Soft Dependency Pattern
We designed the caching layer to fail gracefully. If Redis has issues, logins still work. The implementation:
- 40ms read/write timeouts for fast fallback
- Treat any Redis error as a cache miss (triggers DynamoDB write)
- Circuit breakers for automatic failover during degradation
- Feature flag as a kill switch
Optimistic caching with pessimistic error handling.
TTL Strategy
We chose a 24-hour TTL with ±10% jitter because most users log in once per day, and the jitter prevents cache expiration thundering herds.
Results
| Metric | Improvement |
|---|---|
| PreProd Write Volume | 98% reduction |
| Production Write Volume | 75% reduction |
| DynamoDB Consumed Write Units | 120k → 20k baseline 320k → 60k peak |
| Cost Impact | ~90% reduction in DynamoDB costs |
The graph below shows the production impact over time. The sharp drop in August 2025 marks when we rolled out the caching solution:
The difference between environments reflects traffic patterns. Test account reuse in preproduction creates higher cache hit rates, while production sees more first-time daily logins.
Conclusion
Lockout policies only need recent attempt state, not complete history.

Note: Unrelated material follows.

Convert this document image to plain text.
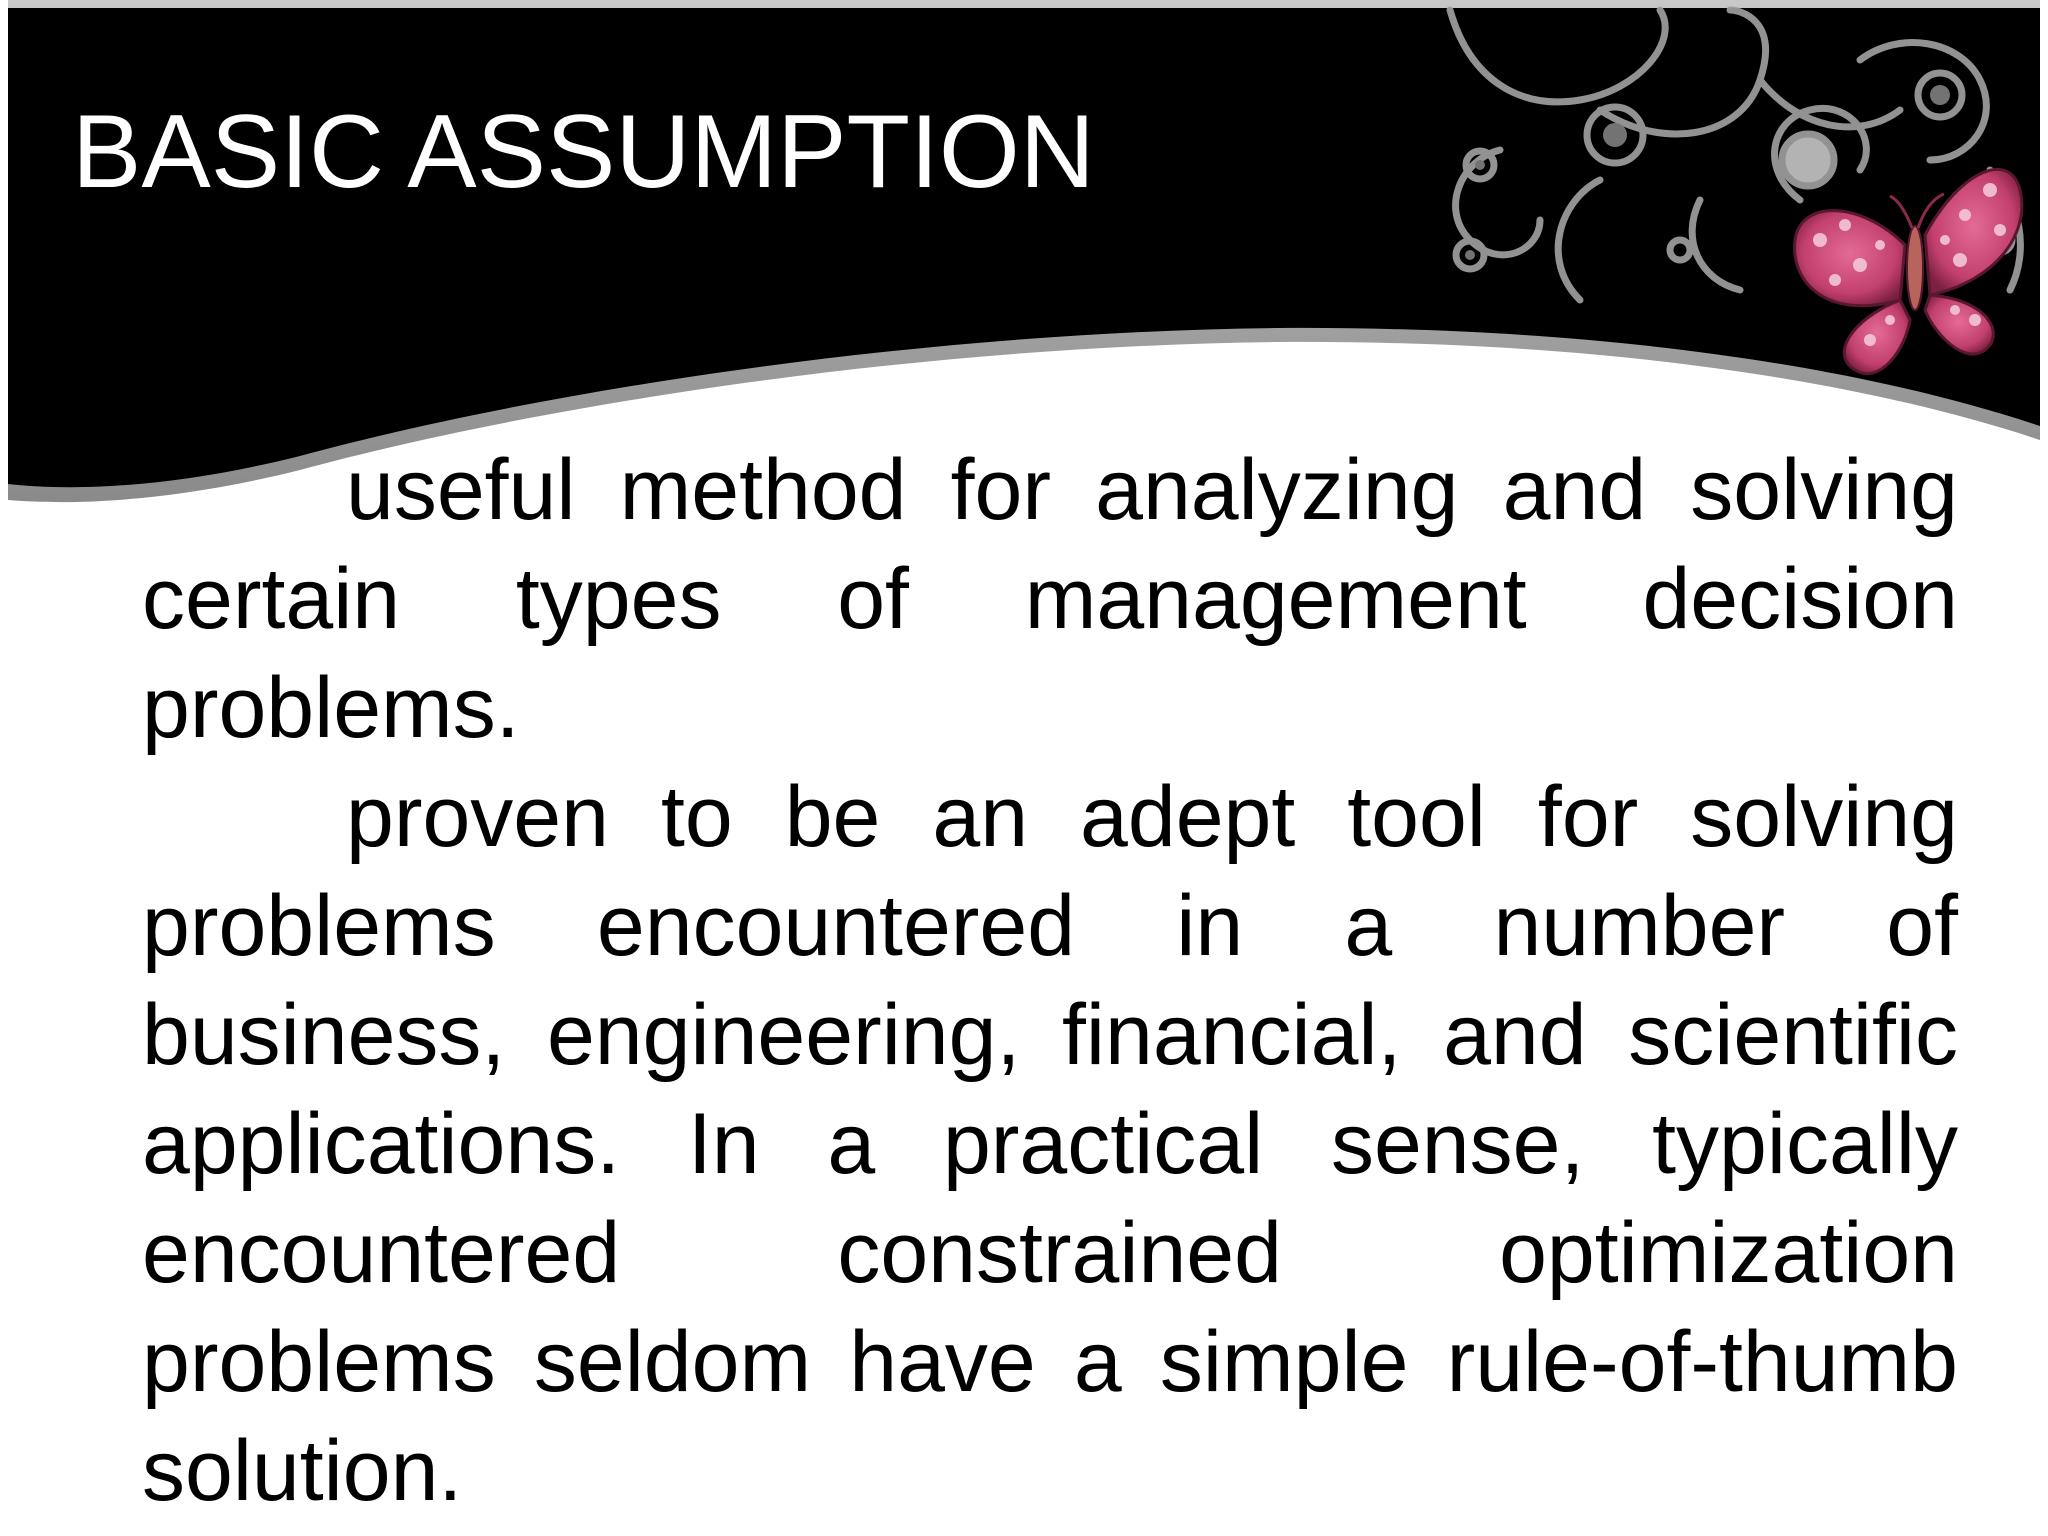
BASIC ASSUMPTION

useful method for analyzing and solving certain types of management decision problems.

proven to be an adept tool for solving problems encountered in a number of business, engineering, financial, and scientific applications. In a practical sense, typically encountered constrained optimization problems seldom have a simple rule-of-thumb solution.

Recognizing this let us reduce database writes by 75-98% while improving availability. We were storing every successful login when we actually just needed proof that consecutive failures hadn’t occurred.
Good architecture comes from understanding your access patterns and working within platform constraints. Write amplification compounds fast with TTL deletes, GSI replication, and high throughput, even for small tables. The soft dependency pattern kept our critical authentication path reliable while Redis gave us the performance wins. And sometimes the biggest gains come from questioning what you’re storing in the first place.